These 10 Daily Habits, Backed by Science, Support Your Weight Loss Effort

These 10 Daily Habits, Backed by Science, Support Your Weight Loss Effort

If you're overweight or obese — like more than 70% of women and men in the United States — you’re probably frustrated that you can’t find a lasting way to lose those extra pounds to improve your wellness … and your figure. Diets don’t work. They just don't. So what does?

When you want to change your physique, you have to change your lifestyle, too. That can be a daunting step. But by adding in new, healthy habits one by one, you can ditch the bad habits that hold you back. 

Kimberly Bolling, MD, a caring and expert internist, knows how important a healthy weight is to overall wellness. But she also knows that losing old habits and gaining new ones can be overwhelming if you try to do it alone. 

That’s why she offers medically supervised weight loss and maintenance at our Bowie, Maryland, clinic.

Do you need to lose weight? Adopt these 10 science-backed habits to make healthy eating a happy and easy part of your life.

1. Pick whole fruits over juices and smoothies

Even 100% fruit juice is loaded with sugar that spikes your blood glucose and puts you at risk for weight gain and diabetes. 

When you remove fiber from fruit or vegetables by juicing or blending, you speed the time it takes to move from your digestive tract into your bloodstream. Give your body time to process foods by grabbing whole fruits and vegetables instead. 

2. Treat yourself to new plates

You’re less likely to overeat if your plates are smaller. In fact, people who eat from large cereal bowls eat 16% more, even though they think they're eating less! A healthy sized plate should only measure about 9 inches across.

3. Fill those plates … differently

What you put on your plate matters, too! Use the “My Plate” site and convenient app to ensure you're getting the right proportion of nutrients.

Half of your plate should be devoted to vegetables and fruit.
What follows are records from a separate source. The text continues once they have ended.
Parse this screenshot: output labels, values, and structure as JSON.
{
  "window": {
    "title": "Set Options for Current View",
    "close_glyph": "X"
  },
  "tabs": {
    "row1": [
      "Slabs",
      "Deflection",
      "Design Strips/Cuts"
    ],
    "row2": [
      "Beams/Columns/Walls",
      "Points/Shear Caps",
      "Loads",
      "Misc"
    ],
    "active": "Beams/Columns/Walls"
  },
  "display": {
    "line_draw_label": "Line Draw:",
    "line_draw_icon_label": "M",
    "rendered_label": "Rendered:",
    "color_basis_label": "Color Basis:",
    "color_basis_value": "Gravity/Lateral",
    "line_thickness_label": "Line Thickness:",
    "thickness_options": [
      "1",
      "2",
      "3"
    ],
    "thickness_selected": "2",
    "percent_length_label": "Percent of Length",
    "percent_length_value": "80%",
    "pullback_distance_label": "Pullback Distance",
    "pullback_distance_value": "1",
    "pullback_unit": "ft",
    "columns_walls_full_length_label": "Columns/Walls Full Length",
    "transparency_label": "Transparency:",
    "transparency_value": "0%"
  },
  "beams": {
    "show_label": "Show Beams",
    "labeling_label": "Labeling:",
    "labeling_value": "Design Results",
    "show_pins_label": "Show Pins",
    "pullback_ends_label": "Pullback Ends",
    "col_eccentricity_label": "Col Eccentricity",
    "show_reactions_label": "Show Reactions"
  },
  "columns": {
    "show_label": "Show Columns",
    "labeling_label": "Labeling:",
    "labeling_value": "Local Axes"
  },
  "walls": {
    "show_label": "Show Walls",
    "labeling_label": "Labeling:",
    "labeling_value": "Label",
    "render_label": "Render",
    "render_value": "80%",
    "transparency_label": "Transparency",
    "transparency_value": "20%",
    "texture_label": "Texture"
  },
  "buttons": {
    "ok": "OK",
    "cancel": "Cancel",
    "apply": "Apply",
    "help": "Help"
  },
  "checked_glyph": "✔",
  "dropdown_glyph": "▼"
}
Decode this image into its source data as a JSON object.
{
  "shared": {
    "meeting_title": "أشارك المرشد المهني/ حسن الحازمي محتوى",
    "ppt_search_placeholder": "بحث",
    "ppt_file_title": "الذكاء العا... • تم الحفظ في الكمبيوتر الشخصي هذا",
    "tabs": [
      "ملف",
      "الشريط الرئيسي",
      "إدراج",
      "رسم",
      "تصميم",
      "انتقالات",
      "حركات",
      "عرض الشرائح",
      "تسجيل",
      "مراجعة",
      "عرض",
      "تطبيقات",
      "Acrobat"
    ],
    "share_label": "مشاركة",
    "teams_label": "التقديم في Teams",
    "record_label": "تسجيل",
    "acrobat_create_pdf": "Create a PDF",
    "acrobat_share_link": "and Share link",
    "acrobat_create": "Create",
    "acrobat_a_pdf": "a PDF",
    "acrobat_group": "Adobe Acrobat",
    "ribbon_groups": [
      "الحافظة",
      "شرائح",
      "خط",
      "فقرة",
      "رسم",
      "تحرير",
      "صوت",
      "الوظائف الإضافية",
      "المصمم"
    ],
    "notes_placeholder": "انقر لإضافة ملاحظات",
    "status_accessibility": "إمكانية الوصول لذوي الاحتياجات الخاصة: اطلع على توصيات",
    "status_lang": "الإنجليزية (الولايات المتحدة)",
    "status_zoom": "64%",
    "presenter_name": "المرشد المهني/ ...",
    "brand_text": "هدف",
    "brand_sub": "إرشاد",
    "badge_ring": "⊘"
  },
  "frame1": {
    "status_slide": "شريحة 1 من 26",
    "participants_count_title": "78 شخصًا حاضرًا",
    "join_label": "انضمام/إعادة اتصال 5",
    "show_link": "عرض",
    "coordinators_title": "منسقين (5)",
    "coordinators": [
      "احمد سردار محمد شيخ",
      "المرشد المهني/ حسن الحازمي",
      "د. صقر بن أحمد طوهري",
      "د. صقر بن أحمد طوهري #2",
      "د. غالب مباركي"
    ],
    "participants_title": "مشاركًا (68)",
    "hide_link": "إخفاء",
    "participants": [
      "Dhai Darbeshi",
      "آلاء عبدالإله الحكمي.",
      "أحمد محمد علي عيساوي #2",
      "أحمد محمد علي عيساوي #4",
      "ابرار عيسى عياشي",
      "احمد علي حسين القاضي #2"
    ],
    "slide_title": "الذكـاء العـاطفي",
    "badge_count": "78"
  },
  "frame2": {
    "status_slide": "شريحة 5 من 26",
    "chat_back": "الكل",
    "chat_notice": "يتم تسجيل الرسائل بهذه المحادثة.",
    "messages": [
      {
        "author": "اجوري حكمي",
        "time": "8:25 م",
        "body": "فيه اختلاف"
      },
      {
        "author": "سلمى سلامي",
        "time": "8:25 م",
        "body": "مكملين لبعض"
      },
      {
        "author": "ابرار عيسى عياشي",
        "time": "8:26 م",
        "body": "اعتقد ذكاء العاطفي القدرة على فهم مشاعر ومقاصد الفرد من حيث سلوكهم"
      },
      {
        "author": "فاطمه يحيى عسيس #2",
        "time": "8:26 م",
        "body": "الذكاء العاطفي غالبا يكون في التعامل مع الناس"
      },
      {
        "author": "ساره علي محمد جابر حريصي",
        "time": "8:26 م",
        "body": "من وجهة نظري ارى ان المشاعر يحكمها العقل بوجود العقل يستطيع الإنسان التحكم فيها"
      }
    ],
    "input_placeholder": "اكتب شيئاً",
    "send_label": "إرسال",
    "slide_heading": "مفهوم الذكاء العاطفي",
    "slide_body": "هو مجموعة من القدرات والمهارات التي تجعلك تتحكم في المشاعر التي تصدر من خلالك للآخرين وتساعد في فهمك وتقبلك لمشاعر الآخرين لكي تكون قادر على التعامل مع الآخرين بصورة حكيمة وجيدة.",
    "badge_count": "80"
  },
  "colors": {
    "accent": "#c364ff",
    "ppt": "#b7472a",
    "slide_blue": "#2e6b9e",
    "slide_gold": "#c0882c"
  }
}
Next, be sure you get enough healthy (non-factory-farmed) protein and whole grains or other low-glycemic carbohydrates, such as sweet potatoes. Add a touch of dairy, too.

4. Shop better

If your kitchen shelves and counters are filled with packaged cereals, convenience foods, and canned goods, you’re shopping in the wrong parts of the supermarket. 

Instead of going down the center aisles — which are filled with processed foods — shop the perimeters, where the fresh, colorful foods like fruits, veggies, and fresh meat and fish are found.

5. Eat enough protein and fat

Protein and real, healthy fats (not trans fats!) fill you up and also provide the fuel your body and brain need for optimal function. Pastured, grass-fed meats, poultry, and eggs help you build more muscle. Muscle, in turn, lets you burn fat for energy.

6. Dance more

Pick a type of “exercise” that you really love doing … and do more of it! Daily movement, from walking, dancing, and just getting up for a stretch or stroll after sitting for 30 minutes or so helps keep your body active and healthy.

7. Exercise … less?

Doing too much cardio raises your cortisol levels, which leads to weight gain, not loss. So spend your time at the gym wisely: Instead of pumping away for an hour on a running treadmill, try high-intensity interval training (HIIT). Sprint as hard as you can for 30 seconds, rest for 4-6 minutes, and repeat four times to lose more fat. 

8. Go for slow carbs

Like fruit juices, carbohydrates that lack fiber enter your bloodstream too quickly, leading to weight gain and possibly diabetes. Choose whole grains over refined grains, and sweet potatoes over white potatoes. 

If you’re not quite ready to give up “fast” carbs like pasta, slow them down by cooling them first. Cooling some starches like white rice, white potatoes, and pasta, turns them into “resistant starches” that resist digestion (and don’t enter your bloodstream) but provide food for the beneficial bacteria in your gut. 

9. Sleep better 

You need to sleep well so your body can repair itself and function optimally during the day. In fact, if you don't sleep enough, you may find yourself craving fast carbs, including sugar. Aim for the recommended 7-9 hours per night, although stressing about your sleep interferes with it. Improve your sleep hygiene with these tips. 

10. Get support

A network of friends, family, and other support is essential for good physical and mental health. Losing weight is hard; make it easier by building in buddies and a support network. Our team is here to help you lose weight healthily, and keep it off, too.